The Schema has two main jobs: first, to change the data type of columns, and second, to change the column names.

Col Config

The Col is a dataclass that serves as a configuration for the schema. The main fields of Col are:

  • original: the current name of the column
  • to: the desired column name
  • dtype: the data type to which the column values should be converted
from seshat.data_class import DFrame
from seshat.transformer.schema import Schema, Col

sf = DFrame.from_raw(data={"A": ["1", "2"]})
schema = Schema(cols=[Col("A", to="renamed_A")])
sf = schema(sf)

sf.data.columns
>>> Index(['renamed_A'], dtype='object')

Other Col Config

Schema is a general thing that is used in different places of project, So the col config may carry the data that has meaning of some special purpose.

  • is_id: If you want that some columns be the ID you can set these field to true for that column. The ID column is used in flipside sources and in the SQL Database Saver.
  • update_func: This field is specially for when you want to update the database, so the database should know that how update each column.
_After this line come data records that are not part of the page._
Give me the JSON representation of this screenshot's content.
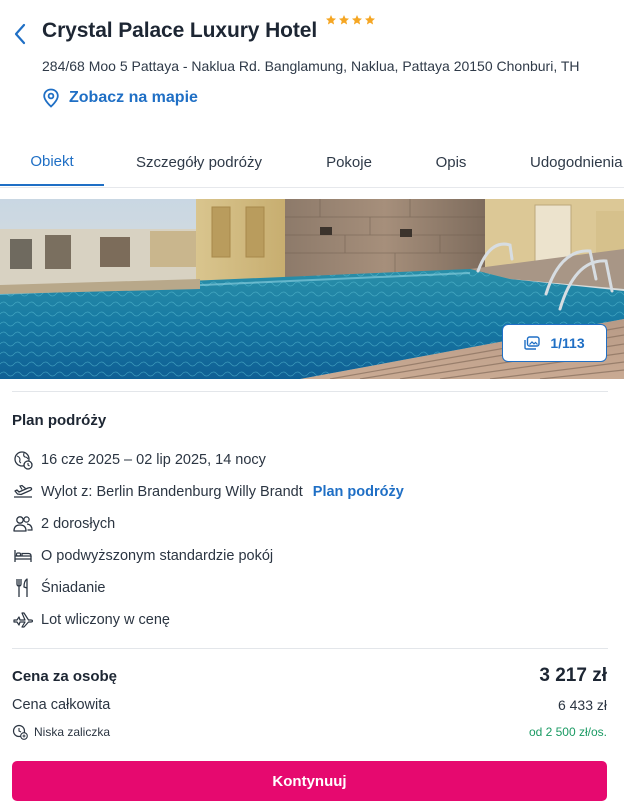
{
  "hotel": {
    "name": "Crystal Palace Luxury Hotel",
    "stars": 4,
    "address": "284/68 Moo 5 Pattaya - Naklua Rd. Banglamung, Naklua, Pattaya 20150 Chonburi, TH",
    "map_link": "Zobacz na mapie"
  },
  "tabs": [
    {
      "label": "Obiekt",
      "active": true
    },
    {
      "label": "Szczegóły podróży",
      "active": false
    },
    {
      "label": "Pokoje",
      "active": false
    },
    {
      "label": "Opis",
      "active": false
    },
    {
      "label": "Udogodnienia",
      "active": false
    }
  ],
  "gallery": {
    "counter": "1/113"
  },
  "trip": {
    "title": "Plan podróży",
    "dates": "16 cze 2025 – 02 lip 2025, 14 nocy",
    "departure": "Wylot z: Berlin Brandenburg Willy Brandt",
    "departure_link": "Plan podróży",
    "guests": "2 dorosłych",
    "room": "O podwyższonym standardzie pokój",
    "board": "Śniadanie",
    "flight": "Lot wliczony w cenę"
  },
  "price": {
    "per_person_label": "Cena za osobę",
    "per_person_value": "3 217 zł",
    "total_label": "Cena całkowita",
    "total_value": "6 433 zł",
    "deposit_label": "Niska zaliczka",
    "deposit_value": "od 2 500 zł/os."
  },
  "cta": {
    "label": "Kontynuuj"
  },
  "colors": {
    "accent": "#1f6fc5",
    "cta": "#e6096f",
    "star": "#f5a623",
    "deposit": "#1a9a63"
  }
}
This field can be sum, mean or replace, the replace value is used for when you want to replace the column value with existing one.

Exclusive

The exclusive argument indicates whether the schema should keep only columns defined for it or just change defined columns and ignore other columns.
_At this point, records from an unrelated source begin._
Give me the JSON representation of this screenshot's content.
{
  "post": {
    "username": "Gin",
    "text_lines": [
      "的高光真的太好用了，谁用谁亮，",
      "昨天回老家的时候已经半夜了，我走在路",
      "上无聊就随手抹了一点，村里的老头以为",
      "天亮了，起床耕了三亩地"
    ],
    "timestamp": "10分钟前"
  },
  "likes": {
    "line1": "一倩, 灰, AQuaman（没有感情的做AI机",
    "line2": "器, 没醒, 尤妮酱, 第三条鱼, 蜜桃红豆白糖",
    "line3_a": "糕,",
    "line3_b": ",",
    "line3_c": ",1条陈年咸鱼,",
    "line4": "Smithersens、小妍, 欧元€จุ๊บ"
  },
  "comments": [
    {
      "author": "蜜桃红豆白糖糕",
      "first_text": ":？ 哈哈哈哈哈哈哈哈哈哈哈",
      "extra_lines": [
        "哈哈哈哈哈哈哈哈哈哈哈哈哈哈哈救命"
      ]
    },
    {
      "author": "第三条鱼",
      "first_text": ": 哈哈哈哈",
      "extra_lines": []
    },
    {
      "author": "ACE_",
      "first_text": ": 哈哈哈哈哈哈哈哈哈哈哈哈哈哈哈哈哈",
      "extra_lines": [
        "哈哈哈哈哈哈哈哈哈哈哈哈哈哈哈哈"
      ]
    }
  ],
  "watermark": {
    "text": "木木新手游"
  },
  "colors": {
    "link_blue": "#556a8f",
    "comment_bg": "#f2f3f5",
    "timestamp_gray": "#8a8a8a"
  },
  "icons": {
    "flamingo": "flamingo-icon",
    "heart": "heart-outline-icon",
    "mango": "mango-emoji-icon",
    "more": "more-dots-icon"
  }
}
sf = DFrame.from_raw(data={"A": ["1", "2"], "B": ["foo", "bar"]})
schema = Schema(cols=[Col("A", to="renamed_A")], exclusive=True)
sf = schema(sf)
sf.data.columns
>>> Index(['renamed_A'], dtype='object') # exclusive is true

sf = DFrame.from_raw(data={"A": ["1", "2"], "B": ["foo", "bar"]})
schema = Schema(cols=[Col("A", to="renamed_A")], exclusive=False)
sf = schema(sf)
sf.data.columns
>>> Index(['renamed_A', 'B'], dtype='object') # exclusive is false

The default value of exclusive is True.

ID

The Schema sometimes needs an ID. For example, in saver for cases when data must be updated, there is a need for columns that act as IDs. If you want a column to be an ID, you must set the field id_id for Col to be True.